À presque tous les égards, l’Amérique est la nation la plus riche du monde. Comparée aux autres nations du monde telles que maintenant ou par le passé, la nôtre se trouve être probablement la société la plus prospère de l’histoire. Bien sûr, il y a une poignée de pays avec un PIB par habitant plus élevé. La Suisse par exemple. Mais elle est également moins peuplée que la seule ville de New-York. Presque aucun grand pays n’a un revenu moyen plus élevé. Aucun pays n’a un revenu disponible par habitant plus élevé que les États-Unis. Nous sommes à la tête du monde pour la consommation des ménages. Nous sommes les champions du monde incontestés du « posséder des trucs ».

Sommes-nous meilleurs pour autant ?

Pratiquement personne de ma connaissance ne prétend qu’il vaudrait mieux que nous soyons plus pauvres.
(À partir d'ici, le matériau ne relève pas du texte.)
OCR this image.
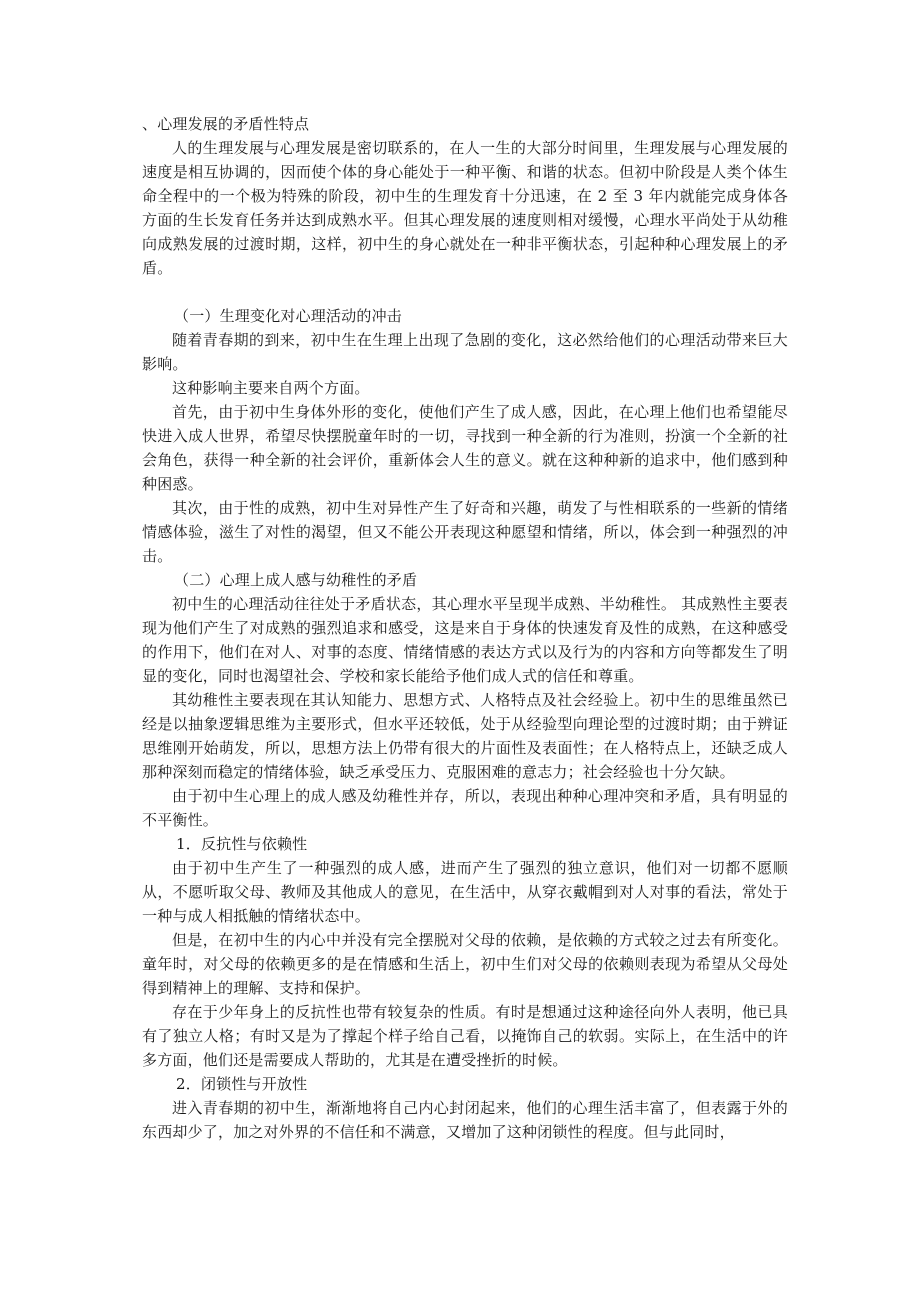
、心理发展的矛盾性特点

人的生理发展与心理发展是密切联系的，在人一生的大部分时间里，生理发展与心理发展的速度是相互协调的，因而使个体的身心能处于一种平衡、和谐的状态。但初中阶段是人类个体生命全程中的一个极为特殊的阶段，初中生的生理发育十分迅速，在 2 至 3 年内就能完成身体各方面的生长发育任务并达到成熟水平。但其心理发展的速度则相对缓慢，心理水平尚处于从幼稚向成熟发展的过渡时期，这样，初中生的身心就处在一种非平衡状态，引起种种心理发展上的矛盾。

（一）生理变化对心理活动的冲击

随着青春期的到来，初中生在生理上出现了急剧的变化，这必然给他们的心理活动带来巨大影响。

这种影响主要来自两个方面。

首先，由于初中生身体外形的变化，使他们产生了成人感，因此，在心理上他们也希望能尽快进入成人世界，希望尽快摆脱童年时的一切，寻找到一种全新的行为准则，扮演一个全新的社会角色，获得一种全新的社会评价，重新体会人生的意义。就在这种种新的追求中，他们感到种种困惑。

其次，由于性的成熟，初中生对异性产生了好奇和兴趣，萌发了与性相联系的一些新的情绪情感体验，滋生了对性的渴望，但又不能公开表现这种愿望和情绪，所以，体会到一种强烈的冲击。

（二）心理上成人感与幼稚性的矛盾

初中生的心理活动往往处于矛盾状态，其心理水平呈现半成熟、半幼稚性。 其成熟性主要表现为他们产生了对成熟的强烈追求和感受，这是来自于身体的快速发育及性的成熟，在这种感受的作用下，他们在对人、对事的态度、情绪情感的表达方式以及行为的内容和方向等都发生了明显的变化，同时也渴望社会、学校和家长能给予他们成人式的信任和尊重。

其幼稚性主要表现在其认知能力、思想方式、人格特点及社会经验上。初中生的思维虽然已经是以抽象逻辑思维为主要形式，但水平还较低，处于从经验型向理论型的过渡时期；由于辨证思维刚开始萌发，所以，思想方法上仍带有很大的片面性及表面性；在人格特点上，还缺乏成人那种深刻而稳定的情绪体验，缺乏承受压力、克服困难的意志力；社会经验也十分欠缺。

由于初中生心理上的成人感及幼稚性并存，所以，表现出种种心理冲突和矛盾，具有明显的不平衡性。

1．反抗性与依赖性

由于初中生产生了一种强烈的成人感，进而产生了强烈的独立意识，他们对一切都不愿顺从，不愿听取父母、教师及其他成人的意见，在生活中，从穿衣戴帽到对人对事的看法，常处于一种与成人相抵触的情绪状态中。

但是，在初中生的内心中并没有完全摆脱对父母的依赖，是依赖的方式较之过去有所变化。童年时，对父母的依赖更多的是在情感和生活上，初中生们对父母的依赖则表现为希望从父母处得到精神上的理解、支持和保护。

存在于少年身上的反抗性也带有较复杂的性质。有时是想通过这种途径向外人表明，他已具有了独立人格；有时又是为了撑起个样子给自己看，以掩饰自己的软弱。实际上，在生活中的许多方面，他们还是需要成人帮助的，尤其是在遭受挫折的时候。

2．闭锁性与开放性

进入青春期的初中生，渐渐地将自己内心封闭起来，他们的心理生活丰富了，但表露于外的东西却少了，加之对外界的不信任和不满意，又增加了这种闭锁性的程度。但与此同时，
Probablement parce que la plupart des Américains ne se sentent pas particulièrement aisés. Un peu plus de la moitié des Américains dépense chaque mois la totalité de la paie. Je doute que beaucoup d’entre eux pensent qu’il serait mieux pour eux d’être plus pauvres. En 2019, 10,5% des Américains vivaient sous le seuil de pauvreté défini au niveau fédéral. Je doute que ces 34 millions d’Américains pensent qu’il aurait mieux valu pour eux avoir moins.

Même en laissant de côté les plus riches des riches, l’Américain moyen est absurdement aisé au plan mondial, sans parler des standards historiques. Aucun empereur romain n’a jamais joui du confort dont je dispose dans mon domicile de banlieue : air climatisé, deux téléviseurs couleurs, le wifi qui atteint la plupart du temps tous les recoins de la maison.
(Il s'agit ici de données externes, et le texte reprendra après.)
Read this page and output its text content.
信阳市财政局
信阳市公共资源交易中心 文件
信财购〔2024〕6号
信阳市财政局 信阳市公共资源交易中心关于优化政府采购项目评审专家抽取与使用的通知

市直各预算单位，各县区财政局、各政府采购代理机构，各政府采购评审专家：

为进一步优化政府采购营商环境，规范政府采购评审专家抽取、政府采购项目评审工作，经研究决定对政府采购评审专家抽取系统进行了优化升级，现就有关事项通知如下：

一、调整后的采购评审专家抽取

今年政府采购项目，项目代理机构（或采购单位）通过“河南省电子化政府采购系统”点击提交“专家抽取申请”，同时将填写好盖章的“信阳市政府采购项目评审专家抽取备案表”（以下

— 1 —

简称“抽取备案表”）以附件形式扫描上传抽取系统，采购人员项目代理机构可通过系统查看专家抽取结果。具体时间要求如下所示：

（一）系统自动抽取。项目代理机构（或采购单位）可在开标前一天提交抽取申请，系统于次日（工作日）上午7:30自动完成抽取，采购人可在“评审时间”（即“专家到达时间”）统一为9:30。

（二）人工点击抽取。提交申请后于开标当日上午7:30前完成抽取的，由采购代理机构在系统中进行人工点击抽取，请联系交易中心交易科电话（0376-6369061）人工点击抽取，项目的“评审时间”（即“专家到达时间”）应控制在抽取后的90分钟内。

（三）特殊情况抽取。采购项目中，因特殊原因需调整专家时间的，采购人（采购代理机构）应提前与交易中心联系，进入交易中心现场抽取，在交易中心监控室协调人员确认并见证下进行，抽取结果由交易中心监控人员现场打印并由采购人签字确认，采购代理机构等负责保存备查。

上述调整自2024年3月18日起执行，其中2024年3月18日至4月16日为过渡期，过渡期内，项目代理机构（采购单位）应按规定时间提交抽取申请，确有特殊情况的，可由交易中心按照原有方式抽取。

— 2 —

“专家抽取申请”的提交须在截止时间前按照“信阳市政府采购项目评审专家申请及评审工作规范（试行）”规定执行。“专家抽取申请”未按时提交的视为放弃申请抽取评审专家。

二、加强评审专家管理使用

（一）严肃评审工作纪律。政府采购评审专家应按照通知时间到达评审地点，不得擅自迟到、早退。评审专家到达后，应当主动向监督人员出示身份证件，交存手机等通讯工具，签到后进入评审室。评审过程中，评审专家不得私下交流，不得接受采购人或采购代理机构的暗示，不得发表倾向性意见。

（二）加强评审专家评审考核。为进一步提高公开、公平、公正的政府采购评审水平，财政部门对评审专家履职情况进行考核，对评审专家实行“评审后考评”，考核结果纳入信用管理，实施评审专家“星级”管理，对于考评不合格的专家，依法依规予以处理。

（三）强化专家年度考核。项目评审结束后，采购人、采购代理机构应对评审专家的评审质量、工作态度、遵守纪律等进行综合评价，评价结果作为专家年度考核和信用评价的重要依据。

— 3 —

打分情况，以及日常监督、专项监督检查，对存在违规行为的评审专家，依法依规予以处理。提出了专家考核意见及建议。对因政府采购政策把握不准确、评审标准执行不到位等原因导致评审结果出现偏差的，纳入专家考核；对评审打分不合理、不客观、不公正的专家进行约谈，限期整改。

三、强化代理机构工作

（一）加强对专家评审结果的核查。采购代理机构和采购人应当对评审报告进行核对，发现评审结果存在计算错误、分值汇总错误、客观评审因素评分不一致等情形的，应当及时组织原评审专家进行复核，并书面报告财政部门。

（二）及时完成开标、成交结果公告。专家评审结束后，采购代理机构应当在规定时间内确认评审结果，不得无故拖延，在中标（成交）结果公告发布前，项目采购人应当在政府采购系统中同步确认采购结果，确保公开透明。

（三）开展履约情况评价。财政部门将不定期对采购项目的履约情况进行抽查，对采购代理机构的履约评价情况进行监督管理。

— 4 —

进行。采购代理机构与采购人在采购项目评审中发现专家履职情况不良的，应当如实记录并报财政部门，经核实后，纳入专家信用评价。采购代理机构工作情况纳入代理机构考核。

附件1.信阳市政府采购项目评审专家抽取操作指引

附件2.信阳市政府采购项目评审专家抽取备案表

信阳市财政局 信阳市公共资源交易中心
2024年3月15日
L’omniprésence de la richesse américaine nous la rend plus difficile à voir. Quand on en vient au spectre du consumérisme, il y a une sorte de tentation perverse à chercher la sécurité dans l’anonymat de la moyenne confortable : « je ne suis pas milliardaire ! J’ai une voiture d’occasion ! Je galère pour payer les factures et économiser pour les études de mes enfants. Je suis ordinaire ».

Si vous me ressemblez un tant soit peu, la sécurité relative et le confort modeste de la classe moyenne en Amérique apportent un soupçon lancinant. L’Ecriture n’est pas spécialement silencieuse sur les dangers de la richesse. Pas plus que les saints. Pas plus que le magistère. Nous connaissons les plus célèbres phrases :
• « Vends tout ce que tu as et distribue-le aux pauvres et tu auras un trésor dans le ciel. »
• « Il est plus facile pour un chameau de passer par le chas d’une aiguille que pour un riche d’entrer dans le Royaume de Dieu. »
• « Il comble de biens les affamés ; renvoie les riches les mains vides. »
• « L’amour de l’argent est la racine de tous les maux. »
• « Il sera demandé beaucoup à qui beaucoup a été confié. »
• « Vous ne pouvez servir à la fois Dieu et Mammon. »
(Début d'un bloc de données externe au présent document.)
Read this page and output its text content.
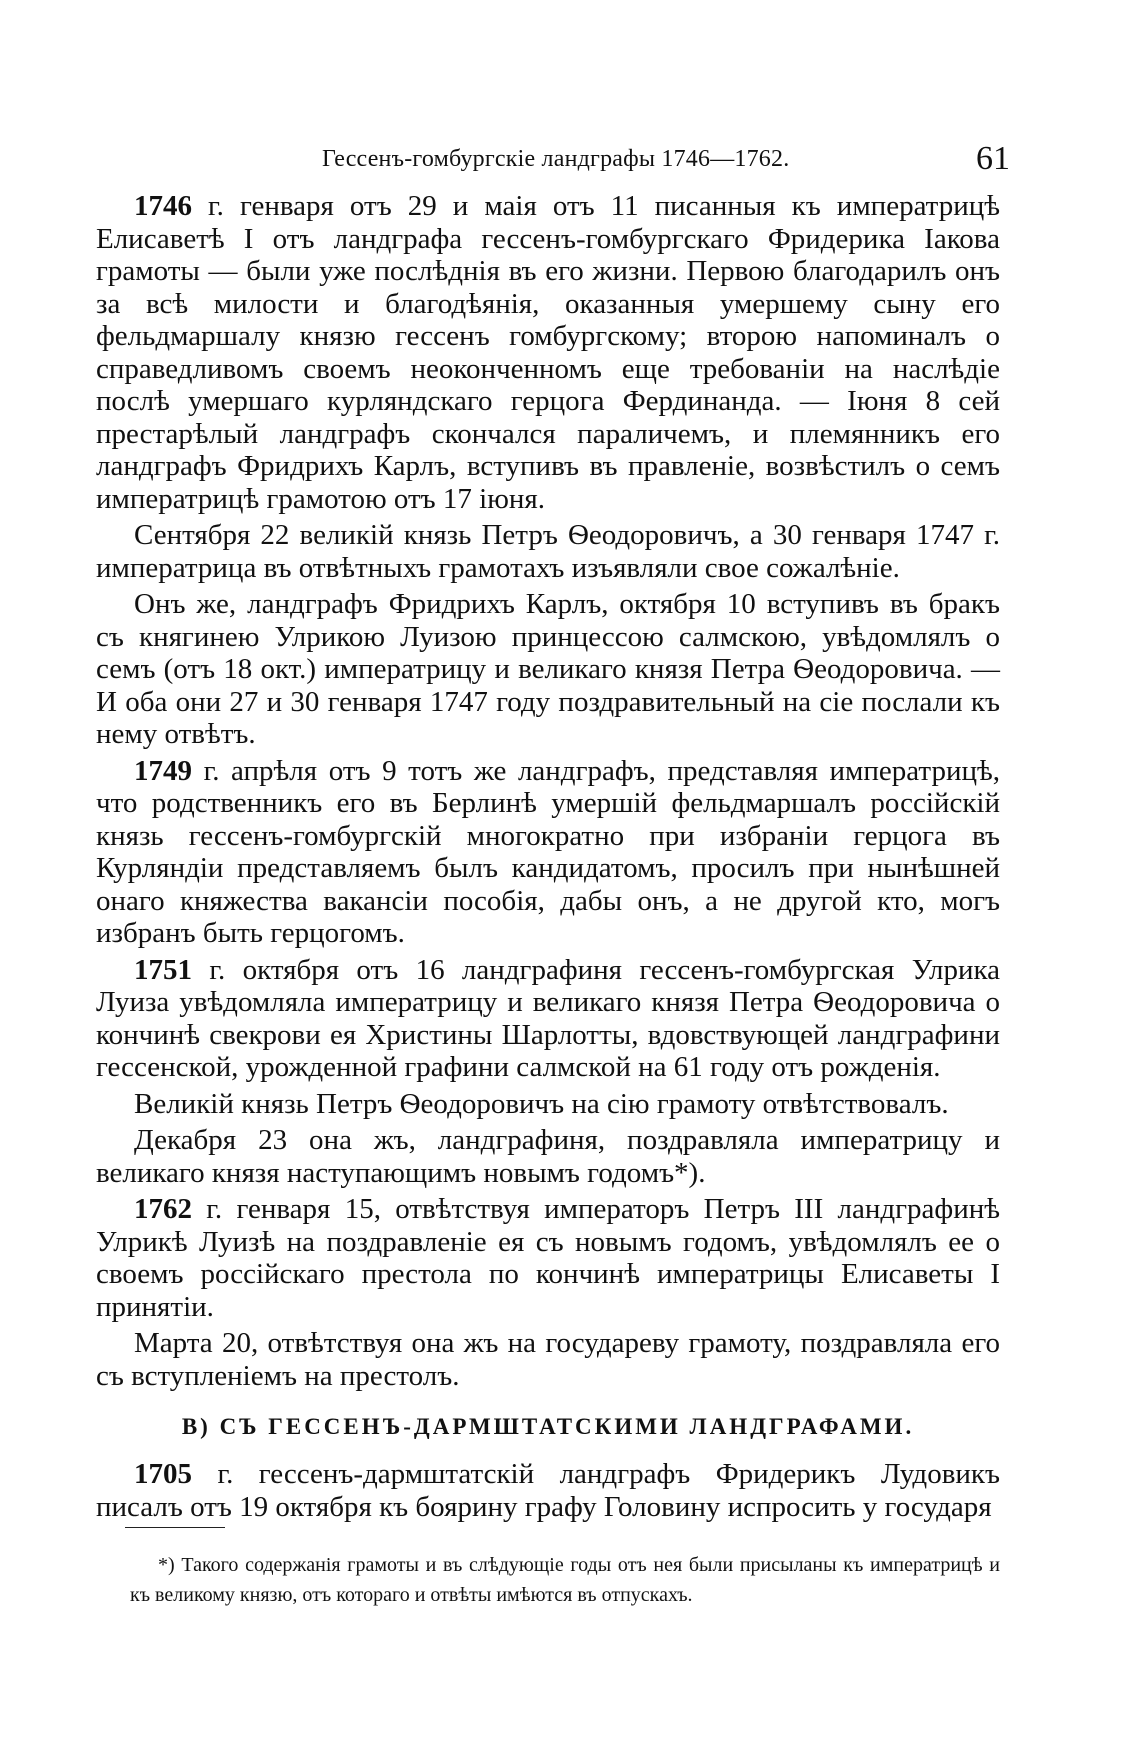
Гессенъ-гомбургскіе ландграфы 1746—1762.	61

1746 г. генваря отъ 29 и маія отъ 11 писанныя къ императрицѣ Елисаветѣ I отъ ландграфа гессенъ-гомбургскаго Фридерика Іакова грамоты — были уже послѣднія въ его жизни. Первою благодарилъ онъ за всѣ милости и благодѣянія, оказанныя умершему сыну его фельдмаршалу князю гессенъ гомбургскому; второю напоминалъ о справедливомъ своемъ неоконченномъ еще требованіи на наслѣдіе послѣ умершаго курляндскаго герцога Фердинанда. — Іюня 8 сей престарѣлый ландграфъ скончался параличемъ, и племянникъ его ландграфъ Фридрихъ Карлъ, вступивъ въ правленіе, возвѣстилъ о семъ императрицѣ грамотою отъ 17 іюня.

Сентября 22 великій князь Петръ Ѳеодоровичъ, а 30 генваря 1747 г. императрица въ отвѣтныхъ грамотахъ изъявляли свое сожалѣніе.

Онъ же, ландграфъ Фридрихъ Карлъ, октября 10 вступивъ въ бракъ съ княгинею Улрикою Луизою принцессою салмскою, увѣдомлялъ о семъ (отъ 18 окт.) императрицу и великаго князя Петра Ѳеодоровича. — И оба они 27 и 30 генваря 1747 году поздравительный на сіе послали къ нему отвѣтъ.

1749 г. апрѣля отъ 9 тотъ же ландграфъ, представляя императрицѣ, что родственникъ его въ Берлинѣ умершій фельдмаршалъ россійскій князь гессенъ-гомбургскій многократно при избраніи герцога въ Курляндіи представляемъ былъ кандидатомъ, просилъ при нынѣшней онаго княжества вакансіи пособія, дабы онъ, а не другой кто, могъ избранъ быть герцогомъ.

1751 г. октября отъ 16 ландграфиня гессенъ-гомбургская Улрика Луиза увѣдомляла императрицу и великаго князя Петра Ѳеодоровича о кончинѣ свекрови ея Христины Шарлотты, вдовствующей ландграфини гессенской, урожденной графини салмской на 61 году отъ рожденія.

Великій князь Петръ Ѳеодоровичъ на сію грамоту отвѣтствовалъ.

Декабря 23 она жъ, ландграфиня, поздравляла императрицу и великаго князя наступающимъ новымъ годомъ*).

1762 г. генваря 15, отвѣтствуя императоръ Петръ III ландграфинѣ Улрикѣ Луизѣ на поздравленіе ея съ новымъ годомъ, увѣдомлялъ ее о своемъ россійскаго престола по кончинѣ императрицы Елисаветы I принятіи.

Марта 20, отвѣтствуя она жъ на государеву грамоту, поздравляла его съ вступленіемъ на престолъ.

В) СЪ ГЕССЕНЪ-ДАРМШТАТСКИМИ ЛАНДГРАФАМИ.

1705 г. гессенъ-дармштатскій ландграфъ Фридерикъ Лудовикъ писалъ отъ 19 октября къ боярину графу Головину испросить у государя

*) Такого содержанія грамоты и въ слѣдующіе годы отъ нея были присыланы къ императрицѣ и къ великому князю, отъ котораго и отвѣты имѣются въ отпускахъ.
Il est dur d’écrire à ce propos sans ressembler à un grincheux moralisateur (ou tout au moins à un hypocrite). Mais étant donné l’omniprésence de la richesse dans ce pays, les innombrables avertissements de l’Ecriture, les saints, la tradition à propos des dangers de la richesse, le consumérisme, le matérialisme et similaires – et étant donné la fréquence évidente de ces vices dans le monde qui nous entoure – n’est-il pas possible que nous Américains devrions porter une attention plus grande à ces avertissements ?

N’est-il pas possible que ceux d’entre nous se trouvant dans la confortable moyenne aient à prêter attention même si – et peut-être surtout si – nous ne nous sentons pas spécialement riches en comparaison avec ceux qui nous entourent ? N’est-il pas possible que, lorsque la comparaison entre nous et ceux qui nous entourent nous rend content de soi, c’est en soi un signe avertisseur ?

Il est vrai que l’Eglise a toujours insisté que l’important n’est pas tant ce que nous avons et en quelle quantité mais ce que nous en faisons qui compte. Comme l’exprime Saint Jean Chrysostome : « n’est pas riche celui qui est entouré de nombreuse possessions mais celui qui n’a pas besoin de nombreuses possessions ; et n’est pas pauvre celui qui ne possède rien mais celui qui a besoin de beaucoup de choses ». Mais cet enseignement ne devrait pas nous endormir dans notre confort mais plutôt nous inciter à voir dans nos possessions une obligation et une responsabilité de les utiliser pour les autres, pour le Royaume.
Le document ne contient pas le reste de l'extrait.